IAAC – Master in Robotics and Advanced Construction
Software I seminar
Faculty: Andrea Graziano
Faculty Assistant: Eugenio Bettucchi


Credits: Non-standard tessellation study, Co-de-iT (2018)

The main theme of the Software I seminar will be a focus on information as geometry and design substrate; a better understanding of geometries syntax structure, representation and its information articulation leads to a wider and creative use of them in computational design strategies driving to new design opportunities and implementations both in architectural project, digital fabrication strategies and possibly robotics processes. The seminar will be divided into three parts:

The first part will be a lecture about NURBS geometries, robotic tool-paths and the so called “continuous processes”; 3D-printing is one of the many and industry and robotic brands are looking for a better integration of these processes but there are some considerations to be done.

Credits: Mesh topology study, Co-de-iT (2016)
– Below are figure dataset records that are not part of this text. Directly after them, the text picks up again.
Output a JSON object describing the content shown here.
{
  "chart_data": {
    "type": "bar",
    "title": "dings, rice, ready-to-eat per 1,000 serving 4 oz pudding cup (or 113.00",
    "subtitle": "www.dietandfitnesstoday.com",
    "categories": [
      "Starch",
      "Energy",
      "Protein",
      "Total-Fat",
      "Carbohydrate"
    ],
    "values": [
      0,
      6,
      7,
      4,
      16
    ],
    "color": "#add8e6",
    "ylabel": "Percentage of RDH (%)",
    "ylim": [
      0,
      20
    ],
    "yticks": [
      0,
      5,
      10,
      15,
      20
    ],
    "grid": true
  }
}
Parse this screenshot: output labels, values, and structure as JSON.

In its second part, the seminar will focus on mesh syntax and topology, its design and fabrication implications. The exploration and the use of different topologies configurations over the same geometry leads to disparate outcomes in terms of aesthetic and performative qualities, mesh behaviour during dynamic relaxation and digital fabrication implications.
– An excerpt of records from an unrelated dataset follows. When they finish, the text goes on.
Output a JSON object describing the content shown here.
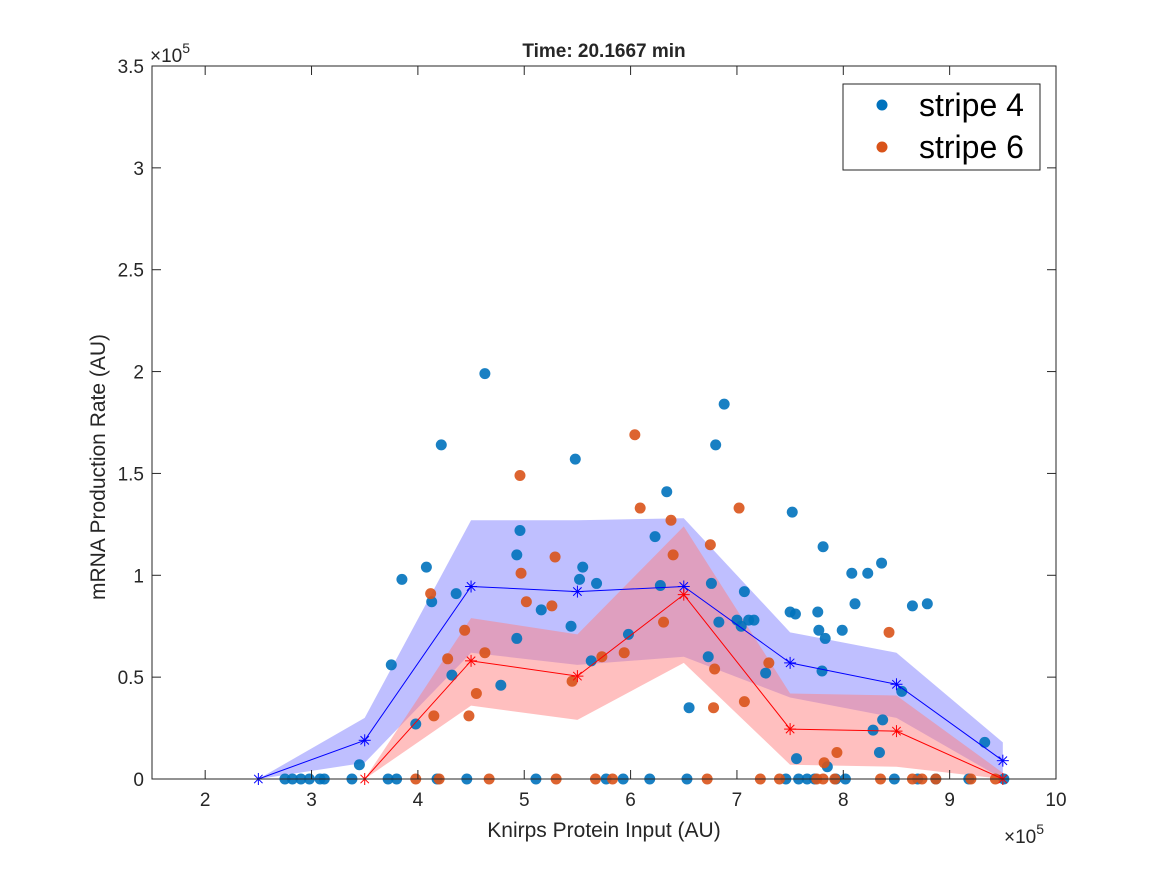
{
  "chart_data": {
    "type": "scatter",
    "title": "Time: 20.1667 min",
    "xlabel": "Knirps Protein Input (AU)",
    "ylabel": "mRNA Production Rate (AU)",
    "x_exponent_label": "×10",
    "x_exponent_power": "5",
    "y_exponent_label": "×10",
    "y_exponent_power": "5",
    "xlim": [
      150000,
      1000000
    ],
    "ylim": [
      0,
      350000
    ],
    "x_ticks": [
      200000,
      300000,
      400000,
      500000,
      600000,
      700000,
      800000,
      900000,
      1000000
    ],
    "x_tick_labels": [
      "2",
      "3",
      "4",
      "5",
      "6",
      "7",
      "8",
      "9",
      "10"
    ],
    "y_ticks": [
      0,
      50000,
      100000,
      150000,
      200000,
      250000,
      300000,
      350000
    ],
    "y_tick_labels": [
      "0",
      "0.5",
      "1",
      "1.5",
      "2",
      "2.5",
      "3",
      "3.5"
    ],
    "grid": false,
    "legend_position": "top-right",
    "series": [
      {
        "name": "stripe 4",
        "kind": "scatter",
        "color": "#0072BD",
        "points": [
          [
            275000,
            0
          ],
          [
            282000,
            0
          ],
          [
            290000,
            0
          ],
          [
            298000,
            0
          ],
          [
            308000,
            0
          ],
          [
            312000,
            0
          ],
          [
            338000,
            0
          ],
          [
            345000,
            7000
          ],
          [
            372000,
            0
          ],
          [
            375000,
            56000
          ],
          [
            380000,
            0
          ],
          [
            385000,
            98000
          ],
          [
            398000,
            27000
          ],
          [
            408000,
            104000
          ],
          [
            413000,
            87000
          ],
          [
            418000,
            0
          ],
          [
            422000,
            164000
          ],
          [
            432000,
            51000
          ],
          [
            436000,
            91000
          ],
          [
            446000,
            0
          ],
          [
            463000,
            199000
          ],
          [
            478000,
            46000
          ],
          [
            493000,
            69000
          ],
          [
            493000,
            110000
          ],
          [
            496000,
            122000
          ],
          [
            511000,
            0
          ],
          [
            516000,
            83000
          ],
          [
            544000,
            75000
          ],
          [
            548000,
            157000
          ],
          [
            552000,
            98000
          ],
          [
            555000,
            104000
          ],
          [
            563000,
            58000
          ],
          [
            568000,
            96000
          ],
          [
            577000,
            0
          ],
          [
            593000,
            0
          ],
          [
            598000,
            71000
          ],
          [
            618000,
            0
          ],
          [
            623000,
            119000
          ],
          [
            628000,
            95000
          ],
          [
            634000,
            141000
          ],
          [
            653000,
            0
          ],
          [
            655000,
            35000
          ],
          [
            673000,
            60000
          ],
          [
            676000,
            96000
          ],
          [
            680000,
            164000
          ],
          [
            683000,
            77000
          ],
          [
            688000,
            184000
          ],
          [
            700000,
            78000
          ],
          [
            704000,
            75000
          ],
          [
            707000,
            92000
          ],
          [
            711000,
            78000
          ],
          [
            716000,
            78000
          ],
          [
            727000,
            52000
          ],
          [
            746000,
            0
          ],
          [
            750000,
            82000
          ],
          [
            752000,
            131000
          ],
          [
            755000,
            81000
          ],
          [
            756000,
            10000
          ],
          [
            758000,
            0
          ],
          [
            766000,
            0
          ],
          [
            773000,
            0
          ],
          [
            776000,
            82000
          ],
          [
            777000,
            73000
          ],
          [
            780000,
            53000
          ],
          [
            781000,
            114000
          ],
          [
            783000,
            69000
          ],
          [
            785000,
            6000
          ],
          [
            793000,
            0
          ],
          [
            799000,
            73000
          ],
          [
            802000,
            0
          ],
          [
            808000,
            101000
          ],
          [
            811000,
            86000
          ],
          [
            823000,
            101000
          ],
          [
            828000,
            24000
          ],
          [
            834000,
            13000
          ],
          [
            836000,
            106000
          ],
          [
            837000,
            29000
          ],
          [
            848000,
            0
          ],
          [
            855000,
            43000
          ],
          [
            865000,
            85000
          ],
          [
            870000,
            0
          ],
          [
            879000,
            86000
          ],
          [
            887000,
            0
          ],
          [
            918000,
            0
          ],
          [
            933000,
            18000
          ],
          [
            951000,
            0
          ]
        ]
      },
      {
        "name": "stripe 6",
        "kind": "scatter",
        "color": "#D95319",
        "points": [
          [
            398000,
            0
          ],
          [
            412000,
            91000
          ],
          [
            415000,
            31000
          ],
          [
            420000,
            0
          ],
          [
            428000,
            59000
          ],
          [
            444000,
            73000
          ],
          [
            448000,
            31000
          ],
          [
            455000,
            42000
          ],
          [
            463000,
            62000
          ],
          [
            467000,
            0
          ],
          [
            496000,
            149000
          ],
          [
            497000,
            101000
          ],
          [
            502000,
            87000
          ],
          [
            526000,
            85000
          ],
          [
            529000,
            109000
          ],
          [
            530000,
            0
          ],
          [
            545000,
            48000
          ],
          [
            567000,
            0
          ],
          [
            573000,
            60000
          ],
          [
            583000,
            0
          ],
          [
            594000,
            62000
          ],
          [
            604000,
            169000
          ],
          [
            609000,
            133000
          ],
          [
            631000,
            77000
          ],
          [
            638000,
            127000
          ],
          [
            640000,
            110000
          ],
          [
            672000,
            0
          ],
          [
            675000,
            115000
          ],
          [
            678000,
            35000
          ],
          [
            679000,
            54000
          ],
          [
            702000,
            133000
          ],
          [
            707000,
            38000
          ],
          [
            722000,
            0
          ],
          [
            730000,
            57000
          ],
          [
            740000,
            0
          ],
          [
            775000,
            0
          ],
          [
            781000,
            0
          ],
          [
            782000,
            8000
          ],
          [
            792000,
            0
          ],
          [
            794000,
            13000
          ],
          [
            835000,
            0
          ],
          [
            843000,
            72000
          ],
          [
            865000,
            0
          ],
          [
            874000,
            0
          ],
          [
            887000,
            0
          ],
          [
            920000,
            0
          ],
          [
            943000,
            0
          ]
        ]
      },
      {
        "kind": "mean-line",
        "color": "#0000FF",
        "band_color": "#8080FF",
        "x": [
          250000,
          350000,
          450000,
          550000,
          650000,
          750000,
          850000,
          950000
        ],
        "mean": [
          0,
          19000,
          94500,
          92000,
          94500,
          57000,
          46500,
          9000
        ],
        "upper": [
          0,
          30000,
          127000,
          127000,
          128000,
          72000,
          62000,
          18000
        ],
        "lower": [
          0,
          8000,
          62000,
          56000,
          60000,
          40000,
          30000,
          0
        ]
      },
      {
        "kind": "mean-line",
        "color": "#FF0000",
        "band_color": "#FF8080",
        "x": [
          350000,
          450000,
          550000,
          650000,
          750000,
          850000,
          950000
        ],
        "mean": [
          0,
          58000,
          50500,
          90500,
          24500,
          23500,
          0
        ],
        "upper": [
          0,
          79000,
          71000,
          124000,
          42000,
          41000,
          3000
        ],
        "lower": [
          0,
          36000,
          29000,
          57000,
          7000,
          6000,
          0
        ]
      }
    ]
  }
}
The third part will focus on advanced data trees syntax and operations and their use in computational design strategies implementation ranging from non-standard facade tessellation to non-standard 3d printing deposition methods and toolpaths. Being able to navigate complex data structures and to address information through it is a necessary skill.

Learning objectives

At course completion the student will learn:

  • Learn mesh geometry syntax and features, topology structure and inherent opportunity
  • Learn algorithmic strategies to approach computational design, digital fabrication and material systems  explorations.
  • Learn how to use advanced data trees syntax to manage data structure complexity.
  • Be able to encode/decode data into/from geometry and exploit its spatial-topological structure to support design strategies.
  • Develop a better sensibility and understanding in the articulation and use of information to inform geometries (i.e. to give form).